Trois mille ans à t’attendre : Lampe houleuse…

Plus ou moins attendu de la part de son auteur-réalisateur le dernier long métrage de George Miller fut l’un des micro-évènements du 75ème Festival de Cannes ; présenté en sélection officielle – hors compétition – Trois mille ans à t’attendre sortira donc ce mercredi 24 août dans nos salles obscures, étrange grosse production américano-australienne s’inscrivant logiquement dans une Oeuvre n’ayant jamais rechigné à tirer le meilleur résultat formel d’une technique de pointe assumée depuis les premiers pas de son auteur, du post-apocalyptique et cultissime Mad Max tourné au crépuscule des années 70 au réjouissant Babe, le cochon devenu berger (film sur lequel Miller s’est chargé du scénario et de la production, laissant à Chris Noonan le soin de réaliser ladite fable, ndlr) en passant par le plus récent Mad Max : Fury Road, festival pyrotechnique considéré par notre rédaction comme l’un des meilleurs films de la dernière décennie (rien que ça !).

Presque « attendu au tournant » après le succès planétaire du film pré-cité George Miller réalise donc Trois mille ans à t’attendre entre deux confinements, réunissant Tilda Swinton et Idris Elba dans les rôles principaux afin de livrer un drame fantastique pour le moins curieux et déconcertant, film hybride oscillant constamment entre l’intimisme de la relation liant ses deux protagonistes et le spectacle grandiloquent d’effets visuels tenant lieu dans le cadre strict d’une chambre d’hôtel, décor au coeur duquel l’intégralité du récit nous sera narrée puis mise en images par le cinéaste australien.

Trois mille ans à t’attendre… C’est le prix à payer pour le réveil à la réalité d’un djinn pittoresque (Idris Elba, ni plus ni moins crédible dans un rôle proche du gadget…), bon génie délivré par la studieuse et circonspecte Alithea Binnie, narratologue austère incapable de désirer ou de vibrer à quoi que ce soit.

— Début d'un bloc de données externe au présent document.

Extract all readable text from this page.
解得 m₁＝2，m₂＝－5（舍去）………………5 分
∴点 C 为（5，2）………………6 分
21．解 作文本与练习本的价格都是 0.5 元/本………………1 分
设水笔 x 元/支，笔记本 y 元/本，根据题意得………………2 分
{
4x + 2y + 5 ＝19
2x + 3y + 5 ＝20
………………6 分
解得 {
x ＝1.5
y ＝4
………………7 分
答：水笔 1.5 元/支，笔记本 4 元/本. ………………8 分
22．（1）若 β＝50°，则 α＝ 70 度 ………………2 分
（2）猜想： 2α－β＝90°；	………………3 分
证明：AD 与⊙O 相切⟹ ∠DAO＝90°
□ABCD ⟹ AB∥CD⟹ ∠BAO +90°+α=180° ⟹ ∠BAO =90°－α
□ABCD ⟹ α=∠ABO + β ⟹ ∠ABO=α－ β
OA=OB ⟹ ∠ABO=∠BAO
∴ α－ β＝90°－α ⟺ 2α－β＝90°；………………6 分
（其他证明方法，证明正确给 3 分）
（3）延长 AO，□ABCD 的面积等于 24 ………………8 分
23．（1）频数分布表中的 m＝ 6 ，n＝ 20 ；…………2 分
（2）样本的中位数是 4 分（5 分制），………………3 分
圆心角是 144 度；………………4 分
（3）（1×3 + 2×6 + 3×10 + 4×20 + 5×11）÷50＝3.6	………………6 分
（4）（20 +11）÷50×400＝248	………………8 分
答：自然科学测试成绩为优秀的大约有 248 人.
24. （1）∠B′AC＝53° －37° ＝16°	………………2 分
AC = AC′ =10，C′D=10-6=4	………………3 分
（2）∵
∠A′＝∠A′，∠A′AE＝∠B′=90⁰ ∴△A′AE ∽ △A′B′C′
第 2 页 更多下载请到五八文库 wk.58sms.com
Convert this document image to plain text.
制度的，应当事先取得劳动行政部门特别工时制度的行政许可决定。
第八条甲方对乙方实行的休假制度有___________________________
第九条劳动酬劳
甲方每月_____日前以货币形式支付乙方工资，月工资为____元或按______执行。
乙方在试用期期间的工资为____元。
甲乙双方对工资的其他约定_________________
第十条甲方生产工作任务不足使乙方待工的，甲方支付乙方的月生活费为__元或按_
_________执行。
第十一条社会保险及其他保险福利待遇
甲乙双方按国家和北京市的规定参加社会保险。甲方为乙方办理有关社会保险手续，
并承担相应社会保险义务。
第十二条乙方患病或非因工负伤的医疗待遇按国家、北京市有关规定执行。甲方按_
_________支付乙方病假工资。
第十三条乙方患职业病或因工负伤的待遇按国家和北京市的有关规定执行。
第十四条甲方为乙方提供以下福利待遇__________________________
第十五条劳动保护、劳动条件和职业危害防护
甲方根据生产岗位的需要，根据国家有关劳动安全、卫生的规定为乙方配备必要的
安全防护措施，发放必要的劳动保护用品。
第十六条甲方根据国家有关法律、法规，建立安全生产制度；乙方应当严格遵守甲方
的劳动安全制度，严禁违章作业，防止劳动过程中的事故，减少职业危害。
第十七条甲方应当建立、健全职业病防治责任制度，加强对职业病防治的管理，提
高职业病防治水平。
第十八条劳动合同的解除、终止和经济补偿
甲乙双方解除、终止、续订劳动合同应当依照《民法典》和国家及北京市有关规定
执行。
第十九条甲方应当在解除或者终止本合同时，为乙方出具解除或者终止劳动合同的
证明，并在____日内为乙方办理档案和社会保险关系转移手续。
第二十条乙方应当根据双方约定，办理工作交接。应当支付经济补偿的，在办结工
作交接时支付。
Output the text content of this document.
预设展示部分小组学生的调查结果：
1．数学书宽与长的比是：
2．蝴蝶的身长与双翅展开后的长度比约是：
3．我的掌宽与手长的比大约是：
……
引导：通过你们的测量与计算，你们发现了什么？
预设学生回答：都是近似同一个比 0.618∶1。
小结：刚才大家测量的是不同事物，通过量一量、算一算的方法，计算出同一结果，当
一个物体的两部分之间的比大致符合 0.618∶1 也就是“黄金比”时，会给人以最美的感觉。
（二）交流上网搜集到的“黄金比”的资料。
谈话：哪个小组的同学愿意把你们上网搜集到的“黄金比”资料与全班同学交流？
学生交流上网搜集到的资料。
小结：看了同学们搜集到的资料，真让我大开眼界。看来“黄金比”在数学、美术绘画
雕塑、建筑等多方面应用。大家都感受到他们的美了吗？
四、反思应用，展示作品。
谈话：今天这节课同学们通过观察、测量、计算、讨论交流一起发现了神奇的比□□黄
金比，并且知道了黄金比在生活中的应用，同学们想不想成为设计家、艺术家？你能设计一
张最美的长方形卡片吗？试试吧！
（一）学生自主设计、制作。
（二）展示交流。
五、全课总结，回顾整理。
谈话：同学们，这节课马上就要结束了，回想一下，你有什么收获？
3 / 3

Dans ce huis-clos spectaculaire évoquant le style ultra-léché des films de Tarsem Singh (The Cell et The Fall, principalement) et l’exubérance imaginaire du cinéma de Terry Gilliam (Las Vegas Parano et Tideland, entre autres…) c’est davantage Tilda Swinton qui parvient à convaincre dans la peau de cette femme émotionnellement sèche et apathique que le concert visuel généré par l’univers dudit djinn, dépliant sa poignée de récits alignés les uns après les autres à la manière des contes de Shéhérazade. Plaisant mais aucunement transcendant Trois mille ans à t’attendre est de ces films s’oubliant timidement quelques jours après leur découverte, nullement antipathique mais clairement secondaire dans le même temps. Et pour cause : jamais George Miller ne dépasse son sujet initial, sujet directement adapté de la nouvelle The Djinn and the Nightingale’s Eye écrite par A. S. Byatt, malgré un effort louable de coller au plus près des bienfaits de la forme romanesque du conte fantastique.

C’est du reste principalement là que se loge l’ambition dudit film : dans ce pari indéfectible en la fable et ses vertus intrinsèques (crédulité, ouverture vers des contrées féériques et/ou imaginaires, et cetera…) et moins dans sa plastique bigarrée pétrie d’images de synthèse techniquement irréprochables mais lassantes in fine. On se croirait presque dans un film de M. Night Shyamalan qui aurait soudainement muté en concert visuel survitaminé, jouant en permanence sur le clivage foi-scepticisme à des fins théoriques résolument limitées dans leur portée.

C’est donc sympathique et plutôt prodigue en paradoxe, porté par une Tilda Swinton comme souvent remarquable et investie dans un rôle au demeurant peu commode. Nous pourrions presque reprocher par ailleurs à George Miller de rester trop souvent à la surface des choses et des motivations du djinn, transformant les aspérités des effets visuels en platitudes narrativement dommageables. Mi-figue, mi-raisin ledit film se laisse suivre en dents de scie par des spectateurs passablement intrigués par cette historiette ambigüe entre cette vieille étudiante et cette créature pourvoyeuse de vœux et de petits miracles. Nous préférerons toutefois nous pencher à nouveau sur d’autres films du cinéaste, notamment Babe, le cochon devenu berger et le magnifique et poignant Lorenzo réalisé trente ans plus tôt. Correct mais dispensable donc.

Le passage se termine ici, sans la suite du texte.